How does Face.MaterialId work in relation to SubMaterials

Oct 29, 2010 at 2:41 AM
Edited Oct 29, 2010 at 2:46 AM

Hi all,

I have a mesh with many faces. I'd like to show different textures on different faces in the same mesh.  I see that there is a materialId on the face, and that material has something called sub material.  Since a mesh can only have one material I think these components might be what I'm looking for.

Does anyone have an example of how Face.MaterialId works in relation to SubMaterials.  I did take a look at the box code and specificly SetMaterialOnSide.  I had thought that if I filled Material.SubMaterials with indexed materials then Face.MaterialId would be used to look up the sub material and thus find the material to actually use on the face.  This does not seem to work. Regardless of the materialID I set on the face only the material set on the mesh is displayed, never any of the sub materials (which have different textures)

But if that is how it works, then what material ID would I use to just use the base material and not a sub material stored in the material? 0?

Thanks for any pointers.

 Just for curiosities sake, why not just have a material reference on each face? That way each face could independently show its own material. Why bother with sub materials?

Coordinator
Oct 29, 2010 at 6:26 AM

Hi,

the reason why SubMaterials was introduced is performance, in 0.8.8.8 faces did in fact have a Material on each face. The performance I'm talking about is the new control in 0.8.8.9 called InstancingNodes. If you want to change material during DataBinding of an element and subsequently change all submaterials - with 0.8.8.8 it had to go through the entire Mesh and change all faces, with 0.8.8.9 you can simply just change the Material on the node and all faces will be referencing the submaterials as before, one just needs to keep the same structure. This is helpful for InstancingNodes and typically scenarios were you change state of an object within the collection and want to reflect the change by changing the material.

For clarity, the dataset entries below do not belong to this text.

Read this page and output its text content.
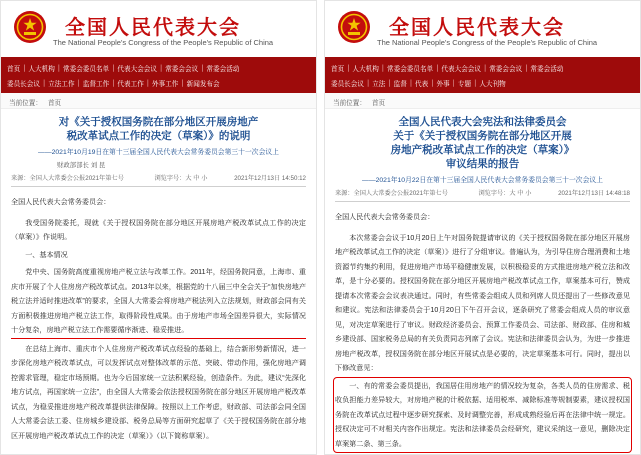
全国人民代表大会
The National People's Congress of the People's Republic of China
首页 | 人大机构 | 常委会委员名单 | 代表大会会议 | 常委会会议 | 常委会活动
委员长会议 | 立法工作 | 监督工作 | 代表工作 | 外事工作 | 新闻发布会
当前位置： 首页
对《关于授权国务院在部分地区开展房地产
税改革试点工作的决定（草案）》的说明
——2021年10月19日在第十三届全国人民代表大会常务委员会第三十一次会议上
财政部部长 刘 昆
来源：全国人大常委会公报2021年第七号	浏览字号：大 中 小	2021年12月13日 14:50:12

全国人民代表大会常务委员会：

我受国务院委托，现就《关于授权国务院在部分地区开展房地产税改革试点工作的决定（草案）》作说明。

一、基本情况

党中央、国务院高度重视房地产税立法与改革工作。2011年，经国务院同意，上海市、重庆市开展了个人住房房产税改革试点。2013年以来，根据党的十八届三中全会关于“加快房地产税立法并适时推进改革”的要求，全国人大常委会将房地产税法列入立法规划，财政部会同有关方面积极推进房地产税立法工作，取得阶段性成果。由于房地产市场全国差异很大，实际情况十分复杂，房地产税立法工作需要循序渐进、稳妥推进。

在总结上海市、重庆市个人住房房产税改革试点经验的基础上，结合新形势新情况，进一步深化房地产税改革试点，可以发挥试点对整体改革的示范、突破、带动作用，强化房地产调控需求管理，稳定市场预期。也为今后国家统一立法积累经验，创造条件。为此，建议“先深化地方试点，再国家统一立法”，由全国人大常委会依法授权国务院在部分地区开展房地产税改革试点，为稳妥推进房地产税改革提供法律保障。按照以上工作考虑，财政部、司法部会同全国人大常委会法工委、住房城乡建设部、税务总局等方面研究起草了《关于授权国务院在部分地区开展房地产税改革试点工作的决定（草案）》（以下简称草案）。

全国人民代表大会
The National People's Congress of the People's Republic of China
首页 | 人大机构 | 常委会委员名单 | 代表大会会议 | 常委会会议 | 常委会活动
委员长会议 | 立法 | 监督 | 代表 | 外事 | 专题 | 人大刊物
当前位置： 首页
全国人民代表大会宪法和法律委员会
关于《关于授权国务院在部分地区开展
房地产税改革试点工作的决定（草案）》
审议结果的报告
——2021年10月22日在第十三届全国人民代表大会常务委员会第三十一次会议上
来源：全国人大常委会公报2021年第七号	浏览字号：大 中 小	2021年12月13日 14:48:18

全国人民代表大会常务委员会：

本次常委会会议于10月20日上午对国务院提请审议的《关于授权国务院在部分地区开展房地产税改革试点工作的决定（草案）》进行了分组审议。普遍认为，为引导住房合理消费和土地资源节约集约利用，促进房地产市场平稳健康发展，以积极稳妥的方式推进房地产税立法和改革，是十分必要的。授权国务院在部分地区开展房地产税改革试点工作，草案基本可行，赞成提请本次常委会会议表决通过。同时，有些常委会组成人员和列席人员还提出了一些修改意见和建议。宪法和法律委员会于10月20日下午召开会议，逐条研究了常委会组成人员的审议意见，对决定草案进行了审议。财政经济委员会、预算工作委员会、司法部、财政部、住房和城乡建设部、国家税务总局的有关负责同志列席了会议。宪法和法律委员会认为，为进一步推进房地产税改革，授权国务院在部分地区开展试点是必要的，决定草案基本可行。同时，提出以下修改意见：

一、有的常委会委员提出，我国居住用房地产的情况较为复杂，各类人员的住房需求、税收负担能力差异较大，对房地产税的计税依据、适用税率、减除标准等规制要素，建议授权国务院在改革试点过程中逐步研究探索、及时调整完善，形成成熟经验后再在法律中统一规定。授权决定可不对相关内容作出规定。宪法和法律委员会经研究，建议采纳这一意见，删除决定草案第二条、第三条。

I do see a problem here, you mention the usage of the base material. That is something I haven't really thought about, but it kinda works out anyways - the renderer will use the base material if it does not find a SubMaterial matching the Id. I did however discover a bug in the renderer that I've fixed straight away. The SubMaterials was a List before and it had a check if the MaterialId was less than the count of the SubMaterials - it would skip it altogether. I've pushed this fix now.

The way you describe how you do it should work just fine. You should set the SubMaterials by index and reflect the same index in your MaterialId for the face. Maybe the bug I found was affecting your results.

Oct 31, 2010 at 6:08 PM

Thanks for the quick fix adept,  I found a bug in my code and after fixing that I was still having issues viewing subMaterials.  Turns out I was skipping numbers, in fact I was going 100,200,300, etc for my sub Material IDs.  But with the latest source it's working great! Thanks again.